Say car $B$ takes $t$ minutes to travel $15$ km. Then car $A$, which is the faster car, takes $t - 5$ minutes to travel $15$ km.
By rearranging these, we have that
- the speed of car $A$ is $15/(t - 5)$ km/min,
- the speed of car $B$ is $15/t$ km/min.
Now $5$ hours is equal to $300$ minutes. If they collectively travel $750$ km after $300$ minutes, then we have (using $\text{distance} = \text{speed} \times \text{time}$)
$$
300\times \left(\frac{15}{t - 5}\right) + 300\times \left(\frac{15}{t}\right) = 750.
$$
Using simple albegra, we have
$$
\frac{6}{t - 5} + \frac{6}{t} = 1
$$
so that
$$
t^{2} - 13t - 30 = 0.
$$
I will leave it to you to fill the workings between those three equations.
Hover over the following box for the remainder of the solution, but I would suggest doing so after giving the rest a go yourself.

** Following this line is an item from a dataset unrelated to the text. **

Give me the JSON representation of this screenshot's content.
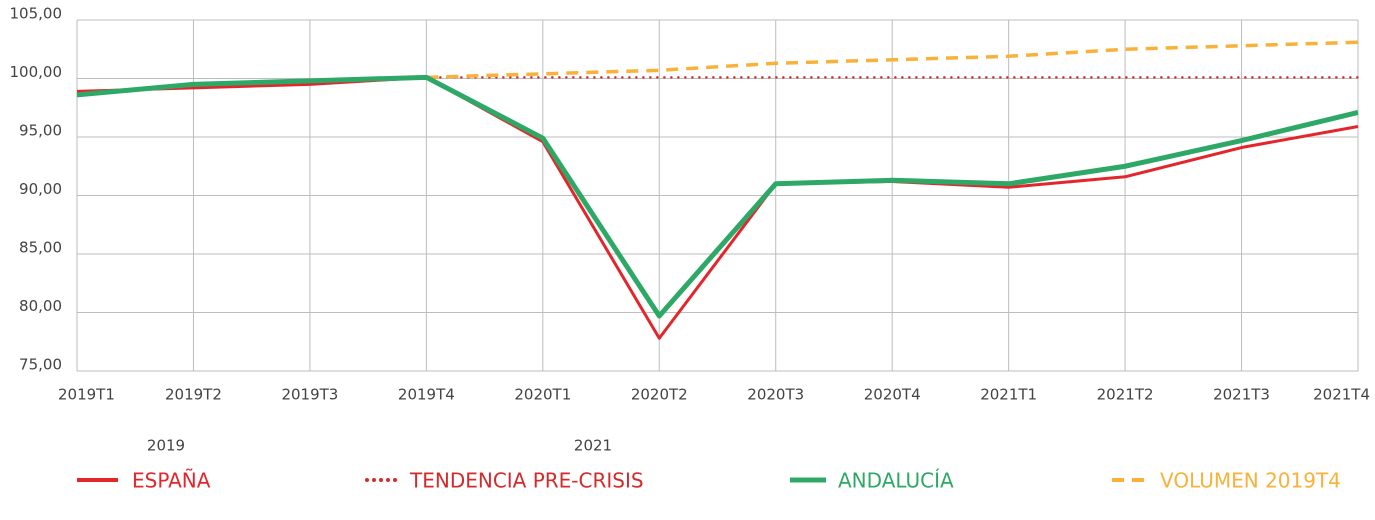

From here, we use the quadratic formula for $t$ to find
$$t = \frac{13 \pm \sqrt{13^{2} - 4(-30)}}{2} = \frac{13 \pm \sqrt{169 + 120}}{2} = \frac{13 \pm 17}{2}.$$
We want $t$ to be positive so we have $t = 15$. Thus
$$\begin{array}{ll} 1. & \text{the speed of car $A$ is $15/(15 - 5) = 1.5$ km/min, or $90$ km/hour;}\\ 2. & \text{the speed of car $A$ is $15/15 = 1$ km/min, or $60$ km/hour.}\end{array}$$